Antwort vom: 28.08.2010
IP: 217.233.***.*** | ID: 9991

Hallo Birgit Kirbach

So eindeutig möchte ich meinen Vorschreibern nicht anschließen. Im Grunde haben Beide Recht und die Risiken auch aufgezählt.

Mit EPS Dämmung geht eine Trocknung auch meist unproblematisch, Risiko starke Unenenheiten der Rohdecke mit Wasseransammlungen, die durch die Trocknung ggf. nicht vollständig erfasst werden. Problemtisch sind auch Schüttungen
oder Ausgleichsestriche, sowie Mineralwolle, die man meist nicht oder nur sehr aufwändig, trocknen kann.

Allerdings gibt es nicht nur zig tausende m² große Flächen die seit Jahren und Jahrzehnten erfolgreich getrocknet wurden. Dies wird die Versicherung vorhalten.

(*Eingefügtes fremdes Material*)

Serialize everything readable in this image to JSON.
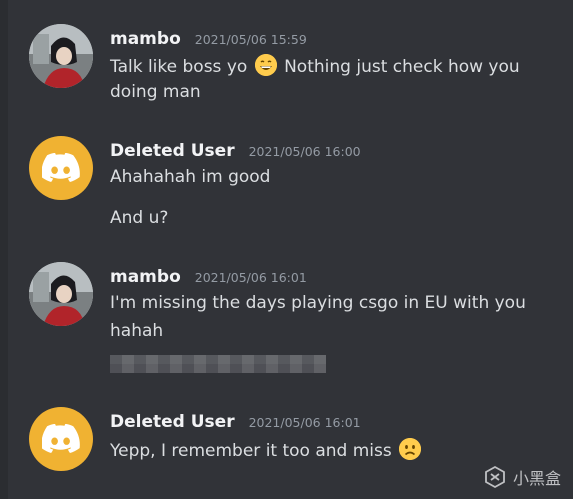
{
  "messages": [
    {
      "username": "mambo",
      "timestamp": "2021/05/06 15:59",
      "lines": [
        "Talk like boss yo",
        "Nothing just check how you",
        "doing man"
      ],
      "emoji_inline": "grinning-face"
    },
    {
      "username": "Deleted User",
      "timestamp": "2021/05/06 16:00",
      "lines": [
        "Ahahahah im good",
        "And u?"
      ]
    },
    {
      "username": "mambo",
      "timestamp": "2021/05/06 16:01",
      "lines": [
        "I'm missing the days playing csgo in EU with you",
        "hahah"
      ]
    },
    {
      "username": "Deleted User",
      "timestamp": "2021/05/06 16:01",
      "lines": [
        "Yepp, I remember it too and miss"
      ],
      "emoji_inline": "frowning-face"
    }
  ],
  "watermark": {
    "text": "小黑盒"
  },
  "colors": {
    "background": "#313338",
    "username": "#f2f3f5",
    "timestamp": "#949ba4",
    "text": "#dbdee1",
    "discord_avatar": "#f0b232"
  }
}
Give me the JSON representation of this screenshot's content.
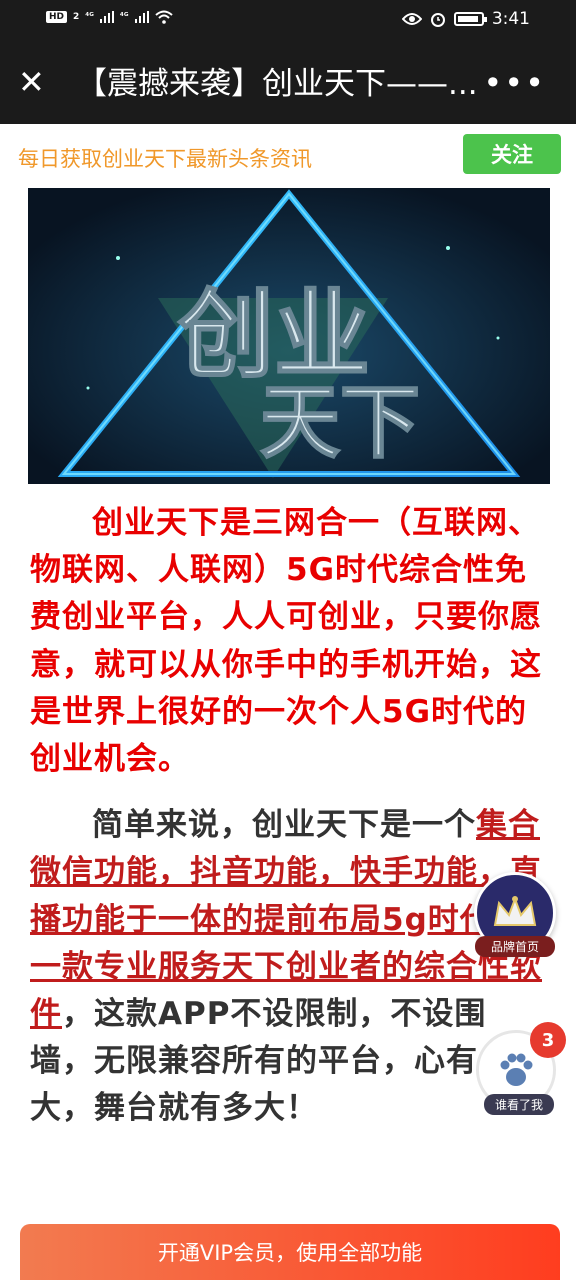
{
  "status_bar": {
    "hd": "HD",
    "sim": "2",
    "signal1": "⁴ᴳ",
    "signal2": "⁴ᴳ",
    "time": "3:41"
  },
  "nav": {
    "close_icon": "close-icon",
    "title": "【震撼来袭】创业天下——...",
    "more_icon": "more-icon"
  },
  "follow": {
    "text": "每日获取创业天下最新头条资讯",
    "button": "关注"
  },
  "banner": {
    "line1": "创业",
    "line2": "天下"
  },
  "article": {
    "para1": "创业天下是三网合一（互联网、物联网、人联网）5G时代综合性免费创业平台，人人可创业，只要你愿意，就可以从你手中的手机开始，这是世界上很好的一次个人5G时代的创业机会。",
    "para2_lead": "简单来说，创业天下是一个",
    "para2_link": "集合微信功能，抖音功能，快手功能，直播功能于一体的提前布局5g时代的一款专业服务天下创业者的综合性软件",
    "para2_tail": "，这款APP不设限制，不设围墙，无限兼容所有的平台，心有多大，舞台就有多大！"
  },
  "floating": {
    "brand_label": "品牌首页",
    "viewed_label": "谁看了我",
    "viewed_badge": "3"
  },
  "vip_bar": {
    "text": "开通VIP会员，使用全部功能"
  },
  "colors": {
    "accent_red": "#e80000",
    "follow_green": "#4cc34c",
    "follow_orange": "#f0982a",
    "vip_orange": "#ff3d1f"
  }
}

Also mit einem Rechtsanwalt reden, ob man auf der vollständigen Entfernung und Erneuerung bestehen kann, oder wie man Spätschäden vorbehalten und später dann noch regulieren kann.

Es wäre gut, wenn Sie Ihre Erfahrungen beid er Abwicklung dem Forum mitteilen könnten.